In this multi-method study, we conducted a simulation study on the scheduling of patients for medical laboratory tests in a hospital environment using the RFID technology. We explored the role of RFID systems in supporting information visibility in the health care environment, and how that leads to improved patient laboratory scheduling. Simulation models were developed and compared for two scenarios. The first scenario was a baseline model where patients visited medical labs for tests with no cognizance of existing queue lengths at the lab facilities. For the same hospital environment, we modeled the second scenario (RFID-based scenario) such that patients had prior knowledge of the current queue length at the various labs, and using this information, could go to the lab with the shortest queue. In a post-hoc study, we performed field interviews of a group of physicians to determine the applicability of our proposed RFID-based system in a hospital. This study shows that RFID-based information visibility scheduling could help reduce the total number of patients in a queue at the various labs. This further helps decrease the total wait time of patients at the hospital, subsequently leading to greater quality of care and patient satisfaction.

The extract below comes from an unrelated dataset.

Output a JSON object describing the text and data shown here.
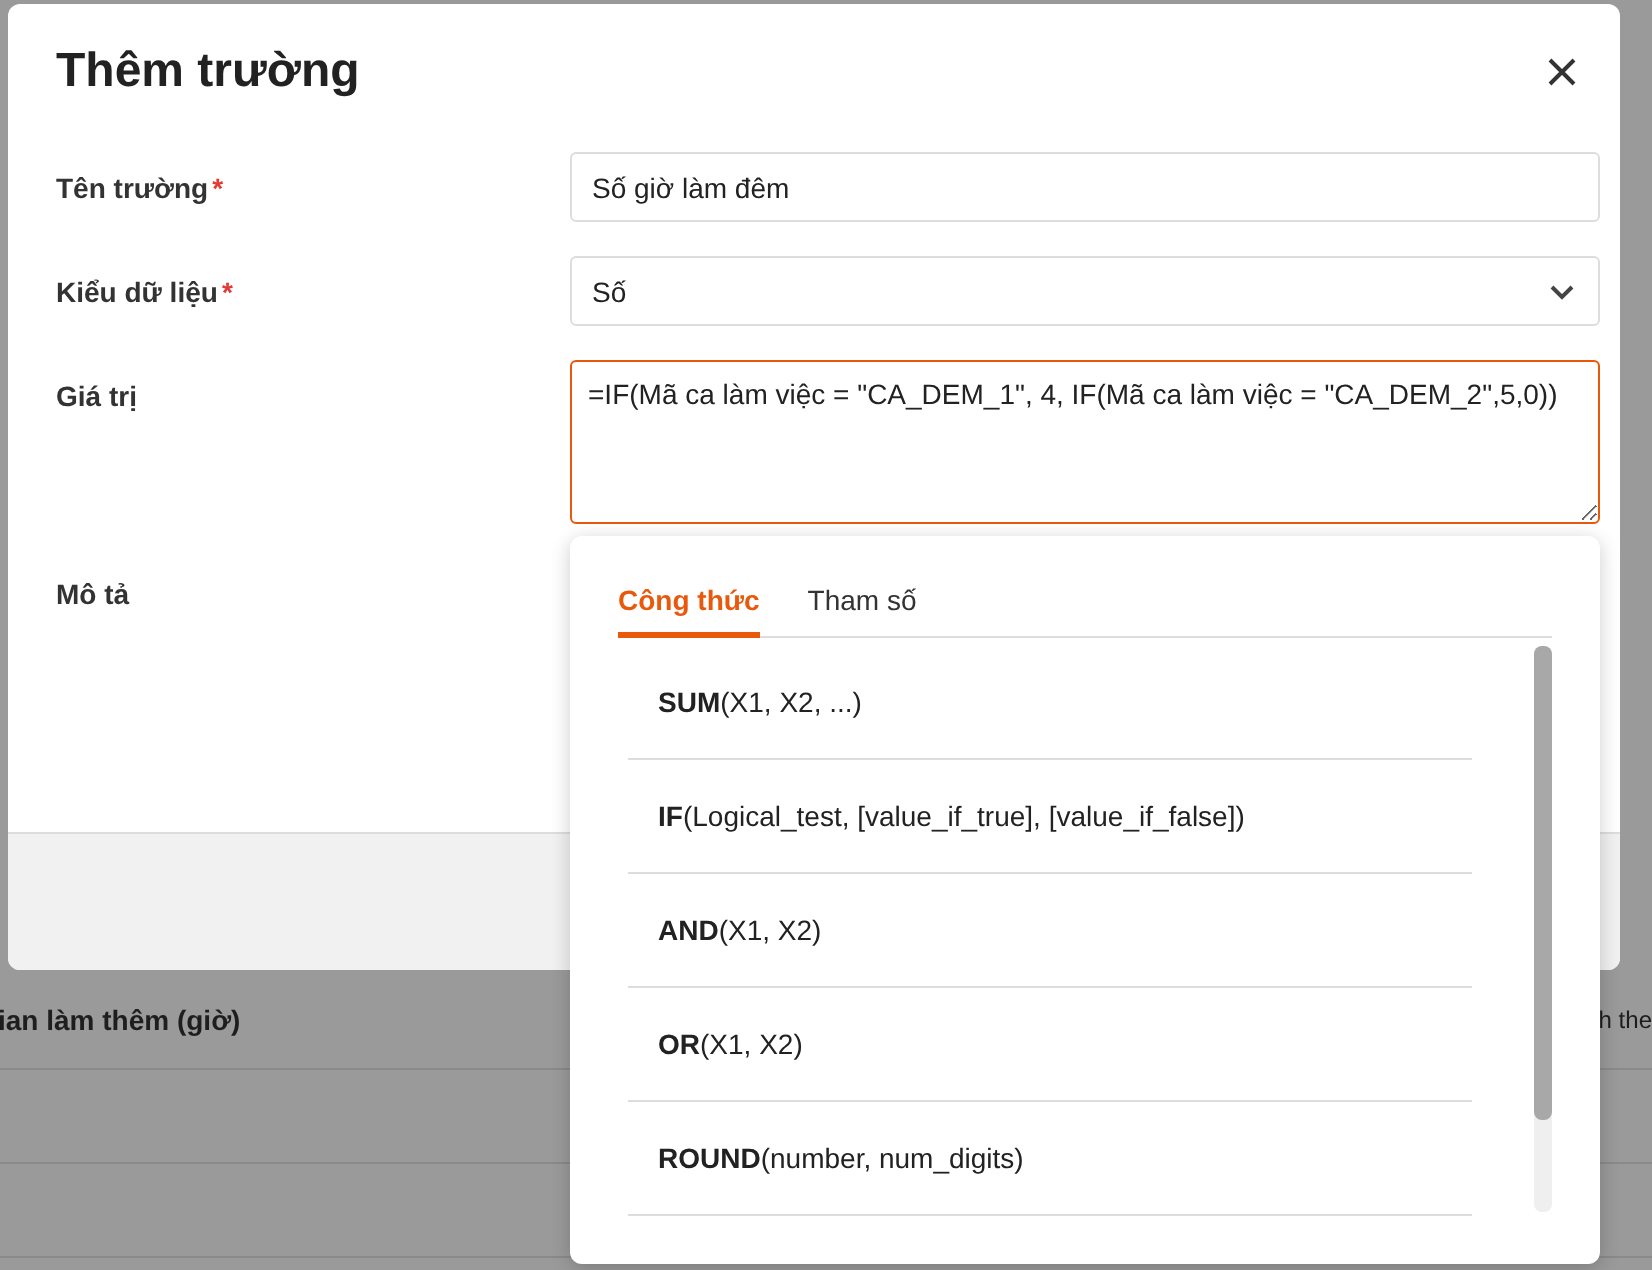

Interviews with a group of hospital clinicians and administrators from different hospitals indicate that there is a need for the use of RFID for patient scheduling. However, such an implementation would require careful planning such that it fits into existing IT infrastructure in the hospital. This would present a two-fold benefit; first, it will help decrease the cost of the implementation of such a solution. Next, it will help in the seamless integration and running of the RFID technology with existing critical IT infrastructure in the hospital such that there is no lapse in operational and regulatory processes. Although this study focused on scheduling for patients for lab work, it can be extended to include other functional areas of a hospital’s operation.